What does this old realm defined by sin involve? The answer is, of course, complex because it involves both personal actions and systemic ones. Often, the two are intertwined. Think here of racism or sexism. These are systems that Christ abolishes, and yet we inhabit them, acting out from them. While we live under grace, we still find ourselves entrapped by them. Paul himself understood this, in that he confessed that he did the things he didn’t wish to do.  As he put it: “For I do not do the good I want, but the evil I do not want is what I do. Now if I do what I do not want, it is no longer I who do it but sin that dwells within me” (Rom. 7:19-20 NRSVUE). Nevertheless, this is not an excuse because to be in Christ is to die to the sin that has taken hold of us. As Gorman suggests, to be in Christ is to become like him as well. As Sarah Heaner Lancaster notes, this involves a change of allegiances: “Exchanging one dominion for another requires a change of allegiances. To continue in sin would show that one has not changed allegiances” [Lancaster, Romans, p. 107].
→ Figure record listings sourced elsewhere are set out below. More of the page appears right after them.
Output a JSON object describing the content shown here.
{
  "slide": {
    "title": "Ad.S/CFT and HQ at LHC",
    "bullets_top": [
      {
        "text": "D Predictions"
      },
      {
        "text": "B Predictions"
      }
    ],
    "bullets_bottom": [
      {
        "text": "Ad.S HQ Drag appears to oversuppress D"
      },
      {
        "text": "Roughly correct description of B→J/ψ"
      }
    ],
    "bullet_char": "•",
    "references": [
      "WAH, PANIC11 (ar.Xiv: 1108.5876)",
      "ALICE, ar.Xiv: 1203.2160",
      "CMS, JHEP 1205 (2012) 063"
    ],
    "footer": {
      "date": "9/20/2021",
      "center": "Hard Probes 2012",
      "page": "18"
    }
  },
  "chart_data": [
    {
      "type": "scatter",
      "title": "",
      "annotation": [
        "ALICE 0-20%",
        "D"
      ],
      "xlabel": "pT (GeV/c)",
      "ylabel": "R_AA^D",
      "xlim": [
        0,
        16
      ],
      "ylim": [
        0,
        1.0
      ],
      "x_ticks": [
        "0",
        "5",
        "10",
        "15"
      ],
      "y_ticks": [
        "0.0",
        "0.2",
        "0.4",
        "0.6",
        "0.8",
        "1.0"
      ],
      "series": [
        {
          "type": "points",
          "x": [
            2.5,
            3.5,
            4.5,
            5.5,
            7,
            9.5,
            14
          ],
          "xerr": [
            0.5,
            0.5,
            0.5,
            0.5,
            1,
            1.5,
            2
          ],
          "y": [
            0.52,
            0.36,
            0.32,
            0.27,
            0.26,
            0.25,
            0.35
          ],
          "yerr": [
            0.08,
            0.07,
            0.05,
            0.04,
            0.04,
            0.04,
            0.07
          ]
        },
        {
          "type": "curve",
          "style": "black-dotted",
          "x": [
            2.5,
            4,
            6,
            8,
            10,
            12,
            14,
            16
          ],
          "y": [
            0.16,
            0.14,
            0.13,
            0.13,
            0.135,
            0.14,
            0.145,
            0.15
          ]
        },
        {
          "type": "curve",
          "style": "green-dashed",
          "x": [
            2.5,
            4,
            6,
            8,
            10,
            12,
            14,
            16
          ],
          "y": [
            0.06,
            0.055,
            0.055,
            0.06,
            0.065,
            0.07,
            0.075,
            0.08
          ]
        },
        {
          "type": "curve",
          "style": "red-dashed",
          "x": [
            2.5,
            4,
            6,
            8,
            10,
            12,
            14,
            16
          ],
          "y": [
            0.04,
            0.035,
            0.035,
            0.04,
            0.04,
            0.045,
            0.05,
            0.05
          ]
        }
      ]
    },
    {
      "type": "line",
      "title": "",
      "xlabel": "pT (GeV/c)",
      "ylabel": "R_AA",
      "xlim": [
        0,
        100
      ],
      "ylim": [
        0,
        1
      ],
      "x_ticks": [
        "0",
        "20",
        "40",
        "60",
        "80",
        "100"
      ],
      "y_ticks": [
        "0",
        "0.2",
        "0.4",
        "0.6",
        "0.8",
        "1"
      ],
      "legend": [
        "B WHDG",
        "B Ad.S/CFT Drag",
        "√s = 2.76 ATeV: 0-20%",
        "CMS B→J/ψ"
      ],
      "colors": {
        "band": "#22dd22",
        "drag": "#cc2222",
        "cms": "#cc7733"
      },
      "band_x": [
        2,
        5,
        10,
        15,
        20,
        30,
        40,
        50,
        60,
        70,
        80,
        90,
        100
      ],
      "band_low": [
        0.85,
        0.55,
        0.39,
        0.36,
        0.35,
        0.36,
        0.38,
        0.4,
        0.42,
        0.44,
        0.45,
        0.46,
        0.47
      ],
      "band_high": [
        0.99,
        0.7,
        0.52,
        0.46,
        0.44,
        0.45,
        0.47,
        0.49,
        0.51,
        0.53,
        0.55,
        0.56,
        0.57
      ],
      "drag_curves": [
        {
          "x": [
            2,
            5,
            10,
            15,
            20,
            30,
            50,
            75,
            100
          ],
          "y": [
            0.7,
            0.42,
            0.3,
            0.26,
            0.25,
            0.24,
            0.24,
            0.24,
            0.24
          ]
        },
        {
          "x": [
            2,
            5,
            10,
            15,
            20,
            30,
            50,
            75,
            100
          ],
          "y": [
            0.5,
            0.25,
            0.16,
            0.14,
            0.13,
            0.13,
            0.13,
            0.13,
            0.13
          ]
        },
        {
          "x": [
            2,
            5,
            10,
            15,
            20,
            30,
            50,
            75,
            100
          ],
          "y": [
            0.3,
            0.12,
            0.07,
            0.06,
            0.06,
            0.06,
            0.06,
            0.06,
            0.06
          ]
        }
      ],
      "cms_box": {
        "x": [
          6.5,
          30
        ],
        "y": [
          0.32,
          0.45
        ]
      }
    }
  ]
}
                While I find that the act of believer's baptism by immersion offers an important symbolic connection of the person to Christ’s death and resurrection, that does not mean other forms cannot represent the actions. However, it should be remembered that, in general, from what we know of the earliest centuries of the Christian movement, baptism followed a lengthy period of instruction (Hippolytus, in his Apostolic Tradition, described a three-year process). When the day of one’s baptism came, the person being baptized would strip off their clothes, enter the baptismal pool, and at that time they would be asked to renounce Satan, after which they would be immersed in baptism. Then, after leaving the baptismal pool, they would receive new clothes that symbolized their new life in Christ. Of course, I don’t know of any believer-baptism communities that go to such lengths, but it is intriguing to remember what was once true. These actions did offer a powerful symbol of one’s movement from the old realm to the new realm in Christ.  
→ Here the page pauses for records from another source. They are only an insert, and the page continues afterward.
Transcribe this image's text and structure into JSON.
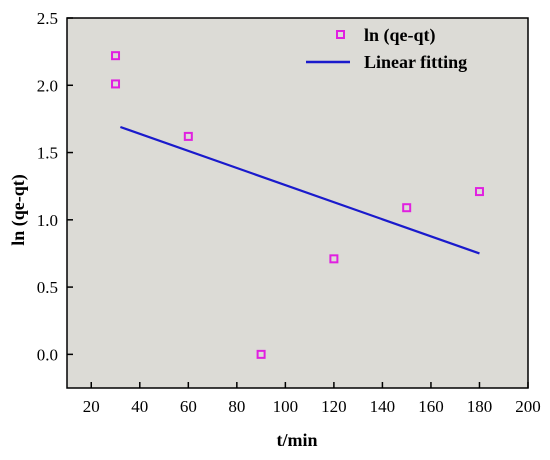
{
  "chart_data": {
    "type": "scatter",
    "title": "",
    "xlabel": "t/min",
    "ylabel": "ln (qe-qt)",
    "xlim": [
      10,
      200
    ],
    "ylim": [
      -0.25,
      2.5
    ],
    "xticks": [
      20,
      40,
      60,
      80,
      100,
      120,
      140,
      160,
      180,
      200
    ],
    "yticks": [
      0.0,
      0.5,
      1.0,
      1.5,
      2.0,
      2.5
    ],
    "xtick_labels": [
      "20",
      "40",
      "60",
      "80",
      "100",
      "120",
      "140",
      "160",
      "180",
      "200"
    ],
    "ytick_labels": [
      "0.0",
      "0.5",
      "1.0",
      "1.5",
      "2.0",
      "2.5"
    ],
    "grid": false,
    "legend_position": "top-right",
    "background_color": "#dcdbd6",
    "series": [
      {
        "name": "ln (qe-qt)",
        "type": "scatter",
        "marker": "open-square",
        "color": "#e020e0",
        "points": [
          {
            "x": 30,
            "y": 2.22
          },
          {
            "x": 30,
            "y": 2.01
          },
          {
            "x": 60,
            "y": 1.62
          },
          {
            "x": 90,
            "y": 0.0
          },
          {
            "x": 120,
            "y": 0.71
          },
          {
            "x": 150,
            "y": 1.09
          },
          {
            "x": 180,
            "y": 1.21
          }
        ]
      },
      {
        "name": "Linear fitting",
        "type": "line",
        "color": "#1a1acc",
        "points": [
          {
            "x": 32,
            "y": 1.69
          },
          {
            "x": 180,
            "y": 0.75
          }
        ]
      }
    ]
  }
}
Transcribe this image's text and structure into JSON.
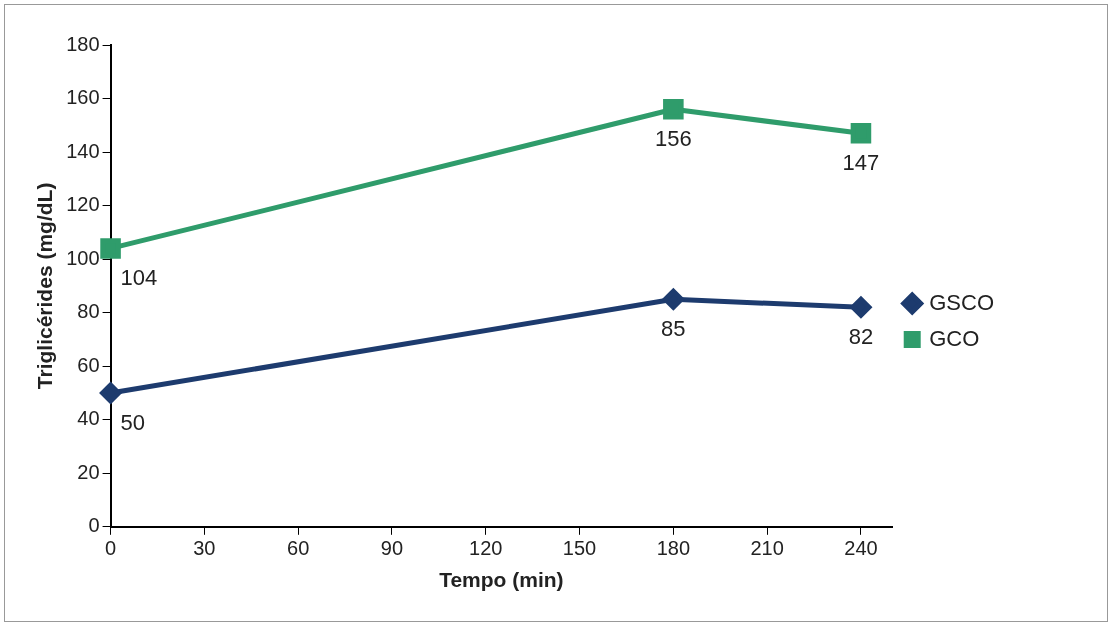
{
  "chart_data": {
    "type": "line",
    "xlabel": "Tempo (min)",
    "ylabel": "Triglicérides (mg/dL)",
    "x": [
      0,
      180,
      240
    ],
    "series": [
      {
        "name": "GSCO",
        "color": "#1d3b6e",
        "values": [
          50,
          85,
          82
        ],
        "marker": "diamond"
      },
      {
        "name": "GCO",
        "color": "#2f9c6b",
        "values": [
          104,
          156,
          147
        ],
        "marker": "square"
      }
    ],
    "xlim": [
      0,
      250
    ],
    "xticks": [
      0,
      30,
      60,
      90,
      120,
      150,
      180,
      210,
      240
    ],
    "ylim": [
      0,
      180
    ],
    "yticks": [
      0,
      20,
      40,
      60,
      80,
      100,
      120,
      140,
      160,
      180
    ],
    "grid": false,
    "legend": "right",
    "data_labels": true,
    "line_style": "solid"
  }
}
                Having pondered the symbolism of baptism, Paul continues in verse 5 of Romans 6 to reaffirm the message that having been united with Christ in his death, we will also share in his resurrection. That is, the old self, dominated as it was by sin, has been crucified with Christ so that the old body of sin has been put to death, destroying the power of sin that had enslaved us. Death has the power to free people from the enslaving power of sin. Then in verse 8, Paul reasserts this message with a different phrasing. The good news revealed in verse 9 is that having been raised with Christ in his resurrection, we will never die. Death no longer has dominion over our lives. This is truly good news.  
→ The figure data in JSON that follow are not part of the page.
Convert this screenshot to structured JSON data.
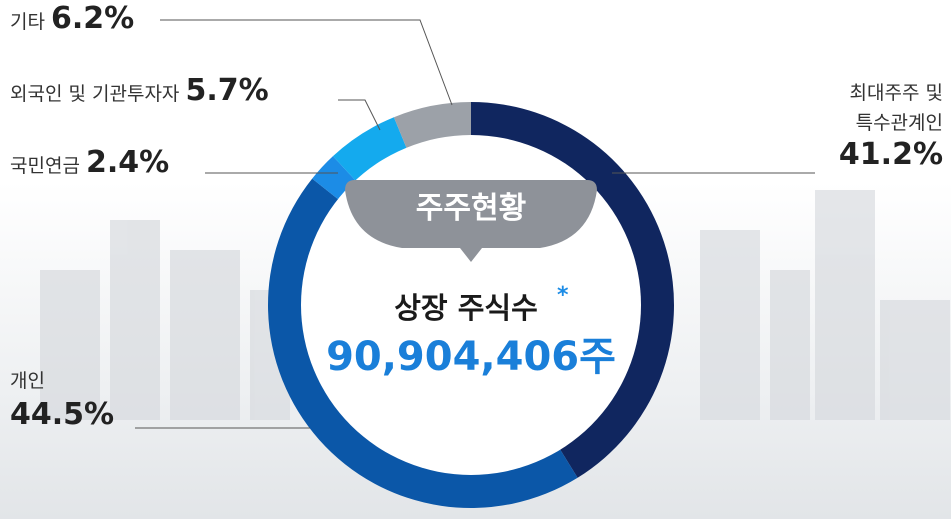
{
  "chart_data": {
    "type": "donut",
    "categories": [
      "최대주주 및 특수관계인",
      "개인",
      "국민연금",
      "외국인 및 기관투자자",
      "기타"
    ],
    "values": [
      41.2,
      44.5,
      2.4,
      5.7,
      6.2
    ],
    "value_labels": [
      "41.2%",
      "44.5%",
      "2.4%",
      "5.7%",
      "6.2%"
    ],
    "colors": [
      "#10265f",
      "#0b57a8",
      "#1c8ce6",
      "#14aaee",
      "#9ca1a8"
    ],
    "center": {
      "badge": "주주현황",
      "label": "상장 주식수",
      "mark": "*",
      "value": "90,904,406주"
    }
  }
}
                Now, as we get back to reality, it does seem as if we still struggle with sin’s hold on our lives. We may have died to sin, but it seems to have kept hold of at least part of us. At least that is true while we remain in this body, which is why in chapter 7, just a few verses later, Paul confesses that he struggles to do what is right. Perhaps the takeaway here is that while we continue to do what we wish not to do, thus struggling with sin, to be in Christ is to recognize that we have been set free to live differently. One way this has been stated is that to be justified in Christ is to be set free from the grip of sin, but sanctification takes time (sorry, John Wesley, but instantaneous sanctification doesn’t seem to be available). So, the process of sanctification is ultimately a movement toward a full embodiment of God’s grace. As Karl Barth puts it in his commentary on Romans: “Faith means seeing what God sees, knowing what God knows, reckoning as God reckons” (Romans, p. 206). With that, we can embrace Paul’s closing message: “The death he died, he died to sin once for all, but the life he lives, he lives to God.  So you also must consider yourselves dead to sin and alive to God in Christ Jesus” (Rom 6:10-11).